Conductor of these mammoth boxes is ... Otto Klemperer, one of the side benefits of the EMI sale to Warner being the fire-sale of the great recordings from the EMI back catalogue. Klemperer lived a long time (dying at the ripe old age of 88 and active almost until the very end). Of him, the EMI liner note says: “ ... last of a generation of great conductors who had been nurtured within the late nineteenth century European culture where music was central to the intellectual and spiritual life of the civilisation it served”. I revel in Klemperer's Mozart conducting.
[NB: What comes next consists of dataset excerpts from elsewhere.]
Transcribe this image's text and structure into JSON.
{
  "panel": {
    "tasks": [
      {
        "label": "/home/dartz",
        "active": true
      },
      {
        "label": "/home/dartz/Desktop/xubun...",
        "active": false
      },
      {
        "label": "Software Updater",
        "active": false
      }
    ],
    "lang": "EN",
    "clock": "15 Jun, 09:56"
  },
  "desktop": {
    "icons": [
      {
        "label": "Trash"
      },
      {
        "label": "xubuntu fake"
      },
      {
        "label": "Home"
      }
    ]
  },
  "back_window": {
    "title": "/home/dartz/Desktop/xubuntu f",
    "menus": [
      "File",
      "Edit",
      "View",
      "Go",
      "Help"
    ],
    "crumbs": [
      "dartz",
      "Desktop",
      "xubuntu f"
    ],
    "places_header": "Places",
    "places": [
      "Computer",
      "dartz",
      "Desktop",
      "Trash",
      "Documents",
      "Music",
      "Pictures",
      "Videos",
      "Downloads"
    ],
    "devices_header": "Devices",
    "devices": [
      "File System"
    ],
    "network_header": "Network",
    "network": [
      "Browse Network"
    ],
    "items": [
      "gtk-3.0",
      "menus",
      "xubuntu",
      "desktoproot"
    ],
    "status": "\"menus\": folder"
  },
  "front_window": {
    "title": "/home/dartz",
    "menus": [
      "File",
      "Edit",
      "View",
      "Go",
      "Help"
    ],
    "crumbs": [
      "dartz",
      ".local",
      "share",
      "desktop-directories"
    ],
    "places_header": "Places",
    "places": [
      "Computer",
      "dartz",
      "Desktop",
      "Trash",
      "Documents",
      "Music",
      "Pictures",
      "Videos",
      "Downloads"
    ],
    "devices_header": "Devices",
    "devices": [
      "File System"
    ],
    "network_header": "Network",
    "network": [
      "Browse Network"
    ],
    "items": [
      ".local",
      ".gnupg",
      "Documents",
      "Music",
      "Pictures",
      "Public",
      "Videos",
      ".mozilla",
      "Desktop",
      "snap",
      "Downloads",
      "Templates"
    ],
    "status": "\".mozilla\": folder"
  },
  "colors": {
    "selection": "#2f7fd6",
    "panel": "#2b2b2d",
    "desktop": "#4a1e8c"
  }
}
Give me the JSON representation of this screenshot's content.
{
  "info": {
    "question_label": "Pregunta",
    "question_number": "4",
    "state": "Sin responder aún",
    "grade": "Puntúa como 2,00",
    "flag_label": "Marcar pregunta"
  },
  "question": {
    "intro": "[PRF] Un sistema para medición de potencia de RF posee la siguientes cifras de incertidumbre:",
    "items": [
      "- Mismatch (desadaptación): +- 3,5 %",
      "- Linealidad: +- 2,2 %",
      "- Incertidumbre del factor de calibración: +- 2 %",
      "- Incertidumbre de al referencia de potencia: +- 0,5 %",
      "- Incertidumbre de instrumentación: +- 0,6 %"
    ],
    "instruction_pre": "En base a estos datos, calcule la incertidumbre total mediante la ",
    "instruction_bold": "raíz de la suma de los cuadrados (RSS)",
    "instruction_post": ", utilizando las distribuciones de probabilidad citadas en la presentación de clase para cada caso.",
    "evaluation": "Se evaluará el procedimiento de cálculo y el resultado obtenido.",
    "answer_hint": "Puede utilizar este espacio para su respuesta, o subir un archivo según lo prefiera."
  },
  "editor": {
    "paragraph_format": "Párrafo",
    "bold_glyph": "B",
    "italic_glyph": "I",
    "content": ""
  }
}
All his many virtues are to the fore: care with note values; strict attention to balance and clarity; rhythmic integrity; balance between first and second violins; forward woodwind; avoidance of any suspicion of showmanship or playing to the gallery; attention to dynamics; complete integrity. Added to this, in these recordings, is the playing of the Philharmonia during the 1950s and 60s, plus the professionalism and care of detail by the EMI recording team nurtured by Walter Legge. All topped by the incredible fire-sale prices of the EMI back catalogue.
And tempi? In the main, I have few problems with Klemperer's tempi. For me, the secret of a “correct” tempo is that the interpreter must feel it, and believe in it. Thus slower tempi that can be found with artists such as Furtwängler or Klemperer can sound right, just as faster tempi with an artist such as Jascha Heifetz can sound right. Tempi sound wrong when they are chosen for extraneous reasons, such as “if I play it slowly, it will sound more profound” or “I will play it fast because that is what the composer's metronome specification says”. Tempi need to be generated internally, not from external factors.
There are -- for the moment -- Klemperer boxes of pretty well the whole Austro-German eighteenth and nineteenth century concert hall repertoire: Bach, Haydn, Mozart, Beethoven, Schubert, Brahms, Schumann, Wagner, Bruckner and Mahler. And, unlike his colleagues such as Bruno Walter, Toscanini, Furtwängler, Erich Kleiber, et al, Klemperer lived just long enough to be in pretty decent recorded sound. Anyone wanting core recordings of the Austro-German repertoire should invest in all these Klemperer boxes, immediately (the sale is unlikely to last too long).